W pierwszych kilku latach Prawo Fundamentalne zostało uzupełnione przez ponad 800 nowych ustaw, zmieniających cały system prawny ustabilizowany po transformacji ustrojowej 1989 r. Nowy porządek prawny szybko usunął wszelkie zabezpieczenia kontroli władzy wykonawczej, które udało się stworzyć w pierwszej demokratycznej Konstytucji z 1989–1990 r.8. Uprzednio sądownictwo oraz Trybunał Konstytucyjny były instytucjami stanowiącymi główne zabezpieczenia wobec siły większości parlamentarnej. Jednak już w 2011 r. europejskie instytucje zwracały uwagę na fakt, że niezależność tak Trybunału Konstytucyjnego, jak i sądownictwa nie zostały wprost zagwarantowane w Prawie Fundamentalnym9. Parlament Europejski wyraził zaniepokojenie „osłabieniem systemu ograniczeń i równowagi (cheks and balances)”10. Podobne obawy były podnoszone przez GRECO (Grupę Państw przeciwko Korupcji, 2015). Parlament węgierski jednak nie odpowiedział. Krytycy utwierdzili się w słuszności swoich obaw.

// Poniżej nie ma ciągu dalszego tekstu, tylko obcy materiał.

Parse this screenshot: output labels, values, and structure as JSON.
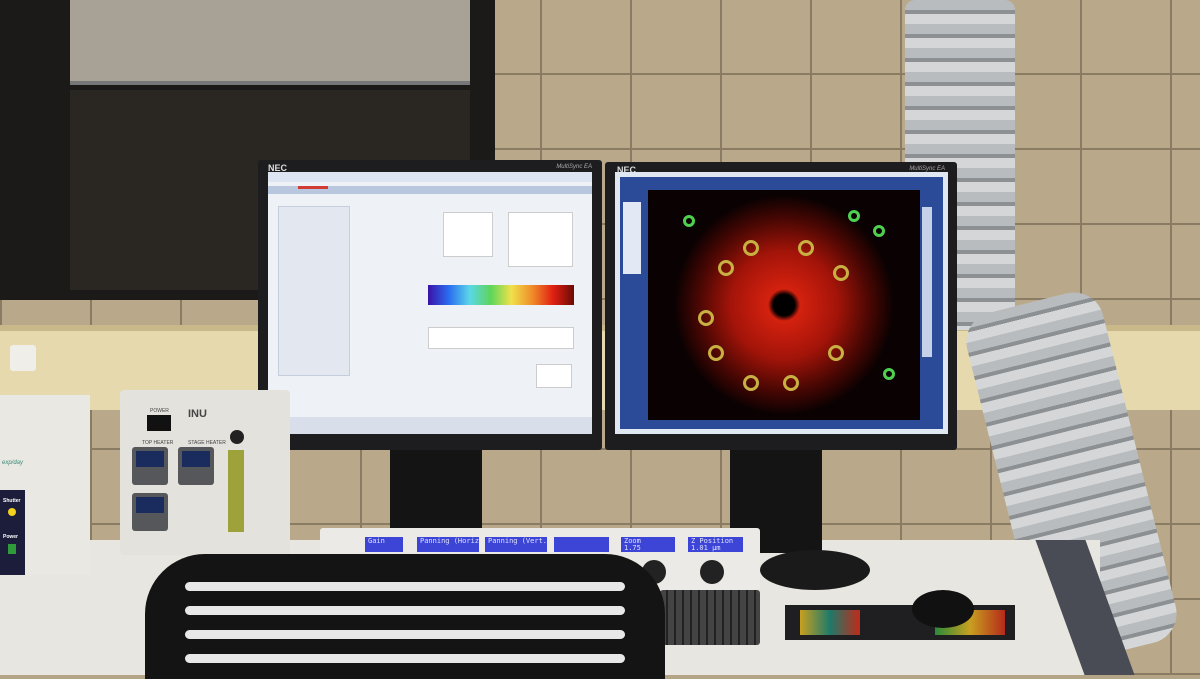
{
  "left_monitor": {
    "brand": "NEC",
    "model": "MultiSync EA"
  },
  "right_monitor": {
    "brand": "NEC",
    "model": "MultiSync EA"
  },
  "control_panel": {
    "displays": [
      {
        "label": "Gain",
        "value": ""
      },
      {
        "label": "Panning (Horiz.)",
        "value": ""
      },
      {
        "label": "Panning (Vert.)",
        "value": ""
      },
      {
        "label": "",
        "value": ""
      },
      {
        "label": "Zoom",
        "value": "1.75"
      },
      {
        "label": "Z Position",
        "value": "1.01 µm"
      }
    ]
  },
  "heater_controller": {
    "brand": "INU",
    "power_label": "POWER",
    "top_heater_label": "TOP HEATER",
    "stage_heater_label": "STAGE HEATER"
  },
  "shutter_box": {
    "shutter_label": "Shutter",
    "power_label": "Power",
    "note": "exp/day"
  },
  "colors": {
    "wall": "#b9a98a",
    "display_blue": "#3c45d6",
    "specimen_red": "#d4210f",
    "specimen_green": "#4fd04f"
  }
}
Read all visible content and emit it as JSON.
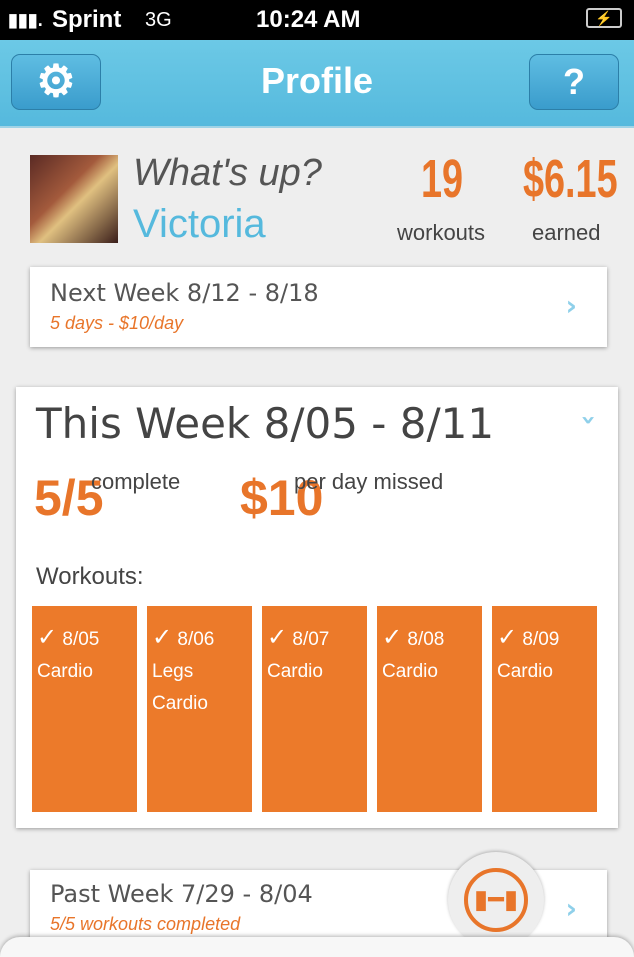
{
  "status": {
    "carrier": "Sprint",
    "network": "3G",
    "time": "10:24 AM"
  },
  "nav": {
    "title": "Profile",
    "help_label": "?"
  },
  "profile": {
    "greeting": "What's up?",
    "name": "Victoria",
    "workouts": "19",
    "workouts_label": "workouts",
    "earned": "$6.15",
    "earned_label": "earned"
  },
  "next_week": {
    "title": "Next Week 8/12 - 8/18",
    "subtitle": "5 days - $10/day"
  },
  "this_week": {
    "title": "This Week 8/05 - 8/11",
    "complete": "5/5",
    "complete_label": "complete",
    "penalty": "$10",
    "penalty_label": "per day missed",
    "workouts_heading": "Workouts:",
    "workouts": [
      {
        "date": "8/05",
        "lines": [
          "Cardio"
        ]
      },
      {
        "date": "8/06",
        "lines": [
          "Legs",
          "Cardio"
        ]
      },
      {
        "date": "8/07",
        "lines": [
          "Cardio"
        ]
      },
      {
        "date": "8/08",
        "lines": [
          "Cardio"
        ]
      },
      {
        "date": "8/09",
        "lines": [
          "Cardio"
        ]
      }
    ]
  },
  "past_week": {
    "title": "Past Week 7/29 - 8/04",
    "subtitle": "5/5 workouts completed"
  },
  "colors": {
    "accent": "#e8752a",
    "blue": "#55b9dd"
  }
}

W węgierskim jednoizbowym systemie parlamentarnym po 1990 r. Trybunał Konstytucyjny był najistotniejszym zabezpieczeniem w strukturze konstytucyjnej. Jednak niezwłocznie po wyborach w 2010 r. rząd Fideszu zaatakował niezależność i kompetencje TK we wczesnej nowelizacji konstytucyjnej z 5.7.2010 r. zmieniającej procedurę wyboru sędziów TK oraz wyboru Prezesa. Odtąd Prezes Trybunału był wybierany większością 2/3 głosów Parlamentu, zaś sędziowie TK byli nominowani przez komitet parlamentarny pod przewodnictwem partii rządzącej i wybierani przez Parlament większością 2/3 głosów. Z tego powodu tylko głosy partii rządzącej były konieczne dla dokonania wyboru nowych sędziów11. Następnie, przez kolejną nowelizację konstytucyjną (Act LXI/2011), większość parlamentarna, mając na uwadze zmiany jurysdykcyjne, których dokonała pod rządami nowej Konstytucji, zwiększyła ilość sędziów Trybunału z 11 do 15, tak aby rząd mógł dokonać wyboru większej ilości sędziów Trybunału bez konieczności uzyskania poparcia jakiejkolwiek innej partii parlamentarnej. Do wiosny 2013 r. Trybunał Konstytucyjny został faktycznie zneutralizowany jako zabezpieczenie przed rządem, ponieważ koalicja rządząca mianowała większość sędziów, którzy w zamian odmawiali unieważniania ustaw uchwalanych przez parlament z inicjatywy rządu.